弗蘭·簡寧神情平靜,不再保持完美社交微笑,“我九歲認識瓦倫丁,簡寧讓我的眼睛註定要比別的蟲看得更遠,更清楚。近十年來,瓦倫丁的社交名單上,唯一固定的名額仍只有我的名字。”

“我是他身邊唯一一個不帶異樣眼神的朋友。”

“瓦倫丁視我如手足,我同樣如此。瓦倫丁與簡寧沒有任何關係,他不會對我的繼承權造成任何影響,我待他比我任何一個血緣兄弟都親近。”弗蘭·簡寧的平靜口吻中有一絲真實的冰冷。

“我與他相識多年,不論多少物證與封存檔案碾磨過他可悲的幻想,瓦倫丁每一年生日都對星海許願,即使我們都知道,一切只是徒勞的自我安慰,他也一次又一次許願世界上仍有親緣活著,快樂生活在他想象不出的家族地。”

“總有一天,成長的瓦倫丁不會再許願,而是靜默地注視生日願望成為蟲生中黑洞。也許後來發展出的親緣與後裔能填補洞口,不會再有冷風穿過,可再多的愛也只是可以填補

,無法讓冷洞癒合。”弗蘭·簡寧說,“然後,在他失去許願動力之前,您出現了。”

“來之前,我知道他很期待您的存在,但見識之後,我仍為他的失控狀態深感意外。”

弗蘭·簡寧嘴唇輕抿,斟酌著,彷彿在運用一種不熟練的生僻外語:“……他顛三倒四的快樂幾乎充盈噴泉廳的每一寸空間,讓我感覺呼吸不暢,陌生,以至於有些無措…我一時甚至短暫忘記了補救措施,我的不可置信與您一樣難以回神。”

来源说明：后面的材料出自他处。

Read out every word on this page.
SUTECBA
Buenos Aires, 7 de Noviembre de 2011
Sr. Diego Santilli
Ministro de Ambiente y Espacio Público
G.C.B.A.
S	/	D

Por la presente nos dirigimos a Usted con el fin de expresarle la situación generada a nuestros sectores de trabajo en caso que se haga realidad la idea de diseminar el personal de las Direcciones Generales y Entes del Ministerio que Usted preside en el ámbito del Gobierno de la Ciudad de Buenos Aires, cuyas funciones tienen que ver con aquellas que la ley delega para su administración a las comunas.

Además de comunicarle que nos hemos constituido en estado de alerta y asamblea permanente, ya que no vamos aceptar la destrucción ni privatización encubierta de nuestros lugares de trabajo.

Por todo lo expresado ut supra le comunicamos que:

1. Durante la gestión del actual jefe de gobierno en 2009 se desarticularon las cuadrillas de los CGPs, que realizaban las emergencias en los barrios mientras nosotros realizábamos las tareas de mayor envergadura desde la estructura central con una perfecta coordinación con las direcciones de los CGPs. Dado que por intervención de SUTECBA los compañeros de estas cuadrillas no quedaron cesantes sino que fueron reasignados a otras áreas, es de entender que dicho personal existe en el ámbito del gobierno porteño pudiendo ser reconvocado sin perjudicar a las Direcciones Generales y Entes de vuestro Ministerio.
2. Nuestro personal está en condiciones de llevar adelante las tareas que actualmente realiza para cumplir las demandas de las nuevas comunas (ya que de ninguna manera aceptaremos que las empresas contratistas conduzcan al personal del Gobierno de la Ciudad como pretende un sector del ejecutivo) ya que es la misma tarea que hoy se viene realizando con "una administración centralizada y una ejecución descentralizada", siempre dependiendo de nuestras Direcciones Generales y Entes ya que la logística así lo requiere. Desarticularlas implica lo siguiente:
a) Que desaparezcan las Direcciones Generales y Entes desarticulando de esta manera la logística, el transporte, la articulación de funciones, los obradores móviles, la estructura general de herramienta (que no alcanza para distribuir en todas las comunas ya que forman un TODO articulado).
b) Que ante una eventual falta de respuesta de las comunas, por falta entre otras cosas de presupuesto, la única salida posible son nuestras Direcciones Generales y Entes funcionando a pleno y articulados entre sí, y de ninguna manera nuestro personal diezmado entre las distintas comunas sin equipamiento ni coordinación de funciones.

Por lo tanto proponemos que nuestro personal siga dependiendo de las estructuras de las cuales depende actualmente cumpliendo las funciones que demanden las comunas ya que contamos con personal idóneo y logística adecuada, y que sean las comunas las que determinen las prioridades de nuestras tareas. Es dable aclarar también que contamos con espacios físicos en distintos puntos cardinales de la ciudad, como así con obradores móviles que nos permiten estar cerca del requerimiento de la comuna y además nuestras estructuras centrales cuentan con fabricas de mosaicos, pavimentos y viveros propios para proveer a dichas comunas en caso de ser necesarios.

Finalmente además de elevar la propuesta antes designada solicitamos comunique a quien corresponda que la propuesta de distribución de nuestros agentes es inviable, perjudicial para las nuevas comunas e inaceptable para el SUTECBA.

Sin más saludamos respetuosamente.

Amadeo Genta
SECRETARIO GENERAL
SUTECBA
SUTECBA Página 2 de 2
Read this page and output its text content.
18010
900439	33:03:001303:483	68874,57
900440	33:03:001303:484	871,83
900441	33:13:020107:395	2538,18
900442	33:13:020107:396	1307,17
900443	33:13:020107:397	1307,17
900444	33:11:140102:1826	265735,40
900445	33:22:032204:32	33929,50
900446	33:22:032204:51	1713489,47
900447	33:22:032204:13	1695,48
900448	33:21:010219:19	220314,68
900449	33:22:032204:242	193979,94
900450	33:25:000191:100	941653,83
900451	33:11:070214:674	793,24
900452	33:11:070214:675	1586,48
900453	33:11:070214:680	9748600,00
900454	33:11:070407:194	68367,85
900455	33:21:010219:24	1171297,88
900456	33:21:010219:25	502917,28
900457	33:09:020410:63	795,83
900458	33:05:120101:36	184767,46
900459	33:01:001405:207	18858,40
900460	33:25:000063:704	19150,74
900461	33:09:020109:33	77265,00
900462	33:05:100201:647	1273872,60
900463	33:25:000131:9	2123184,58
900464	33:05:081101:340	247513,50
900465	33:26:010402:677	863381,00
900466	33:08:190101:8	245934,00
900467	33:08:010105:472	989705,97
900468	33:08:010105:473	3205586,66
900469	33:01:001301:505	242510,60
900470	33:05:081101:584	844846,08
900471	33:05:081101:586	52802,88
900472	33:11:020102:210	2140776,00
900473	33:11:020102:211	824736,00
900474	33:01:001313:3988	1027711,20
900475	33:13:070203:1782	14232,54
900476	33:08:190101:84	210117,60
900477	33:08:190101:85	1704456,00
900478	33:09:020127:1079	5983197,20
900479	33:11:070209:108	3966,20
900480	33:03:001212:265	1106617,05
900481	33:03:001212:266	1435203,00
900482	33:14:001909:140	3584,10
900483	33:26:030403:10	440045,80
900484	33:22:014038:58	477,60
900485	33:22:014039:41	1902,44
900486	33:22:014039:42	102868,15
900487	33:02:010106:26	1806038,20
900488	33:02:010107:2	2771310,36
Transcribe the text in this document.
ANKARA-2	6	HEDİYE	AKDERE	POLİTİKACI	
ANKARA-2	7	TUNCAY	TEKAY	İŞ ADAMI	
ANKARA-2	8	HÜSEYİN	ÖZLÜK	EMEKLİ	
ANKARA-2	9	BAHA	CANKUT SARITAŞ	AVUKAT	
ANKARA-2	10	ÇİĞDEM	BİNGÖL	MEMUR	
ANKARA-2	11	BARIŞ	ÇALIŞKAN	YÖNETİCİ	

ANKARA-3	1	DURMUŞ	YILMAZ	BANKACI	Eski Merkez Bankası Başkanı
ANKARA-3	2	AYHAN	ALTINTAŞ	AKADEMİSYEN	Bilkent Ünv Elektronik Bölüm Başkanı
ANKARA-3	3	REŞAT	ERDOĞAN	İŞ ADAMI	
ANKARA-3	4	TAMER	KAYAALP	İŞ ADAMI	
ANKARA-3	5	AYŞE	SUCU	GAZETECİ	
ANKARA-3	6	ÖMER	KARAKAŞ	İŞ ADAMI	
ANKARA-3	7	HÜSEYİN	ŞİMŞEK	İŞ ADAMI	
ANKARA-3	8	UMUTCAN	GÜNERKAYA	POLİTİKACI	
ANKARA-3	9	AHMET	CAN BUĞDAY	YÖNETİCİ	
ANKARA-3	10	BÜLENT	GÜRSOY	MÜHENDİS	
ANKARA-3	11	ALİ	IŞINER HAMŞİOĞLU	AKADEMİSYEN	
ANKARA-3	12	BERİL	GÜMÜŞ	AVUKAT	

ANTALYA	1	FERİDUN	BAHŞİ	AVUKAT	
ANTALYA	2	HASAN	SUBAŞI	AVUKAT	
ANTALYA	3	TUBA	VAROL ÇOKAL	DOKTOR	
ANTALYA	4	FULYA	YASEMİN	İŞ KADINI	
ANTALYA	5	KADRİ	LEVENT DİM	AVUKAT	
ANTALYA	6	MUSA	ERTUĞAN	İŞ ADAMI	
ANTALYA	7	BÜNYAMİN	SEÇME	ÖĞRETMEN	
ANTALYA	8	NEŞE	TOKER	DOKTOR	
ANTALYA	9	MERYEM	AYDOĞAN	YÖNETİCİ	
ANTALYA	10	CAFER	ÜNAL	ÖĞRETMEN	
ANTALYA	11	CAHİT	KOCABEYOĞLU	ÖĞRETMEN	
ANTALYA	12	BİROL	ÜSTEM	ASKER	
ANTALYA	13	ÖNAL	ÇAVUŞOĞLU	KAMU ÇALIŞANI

弗蘭·簡寧與時寸瑾對視,“我今日隨行的唯一目的,是想讓瓦倫丁多年的期待不落空,無遺憾。意外接踵而至,我的思考時間不多,用了不恰當快速見效的方式挽留您,再一次,我為我的著急,莽撞,自以為是冒犯到您,令您感到不適而道歉。”

短時間內,年級的簡寧家主致歉多次,卻不會讓人感覺他的歉意隨意廉價。

年輕的簡寧家主有一副矜貴強勢的好相貌,右臉有一個與強勢氣質存在反差的柔和微笑酒窩,一身通天的財富與好教育薰陶出的好氣質,聰明的腦,靈活的舌;這些驕傲的、溫柔的、昂貴的優秀特質塑成弗蘭基米爾·簡寧。

他的道歉不卑微也不恭維,仍然保持一定程度的矜持與傲慢,並且完全不為性格中的差勁之處羞恥;與之相隨,才顯得那一點生疏表達出來的冷淡真心彌足珍貴。

弗蘭·簡寧最後彬彬有禮地說:“感謝您願意留下,並耐心聆聽我解釋冒犯原因。”

【說得好好。】系統久違地迷糊了一下,【時老師,簡寧好像說的都是真話,我從紅外聲波監視器裡看到他說這些的時候,心率有波動。……簡寧好像…他真的關心vv的期待和那些夜以繼日失落的夢…?時老師,我測不出來,我的情緒模塊還是好差。是這樣嗎?】

時寸瑾沒有馬上說話,而是擺出一副思考的樣子。

簡寧這一手以退為進實在漂亮,並且,簡寧懂得怎麼運用真情實感來說假話,藉此屏蔽高等雄蟲特有的天賦直覺。

簡寧說對瓦倫丁的情誼在乎,就和他理所當然判定繼承權的冷漠一樣,是真的。

簡寧驚訝瓦倫丁的反應,是真的。簡寧說此行目的是為瓦倫丁兜底,是真的。

但,他為瓦倫丁的計劃莽撞衝鋒是假,因驚訝而思考時間過長是假,不恰當的挽留說法也是假的。

時寸瑾聽簡寧解釋的時候,主動使用了聖的奇異天賦。

這種判定感應不管用多少次,時寸瑾都感覺不可思議。他坐在長榻邊,理智清明,某種無形感官卻又回到一條恆久靜流的長河邊,和他上次控制阿努什卡冷靜的情況一樣。

時寸瑾的感官站在長河邊,簡寧每說一句話,他的感官都能“看”到長河泛起一片明顯的漣漪;簡寧說真話,河水會有痕跡。簡寧說假話,河水平靜無波流向未知的遠方。

專注使用聖的奇異直覺,時寸瑾甚至可以精準分辨出弗蘭基米爾·簡寧說的每一個字,哪一個是真,哪一個是假。


寧用再多真實情緒偽造出矇蔽高等雄蟲感知的套皮“真話”,都瞞不過時寸瑾。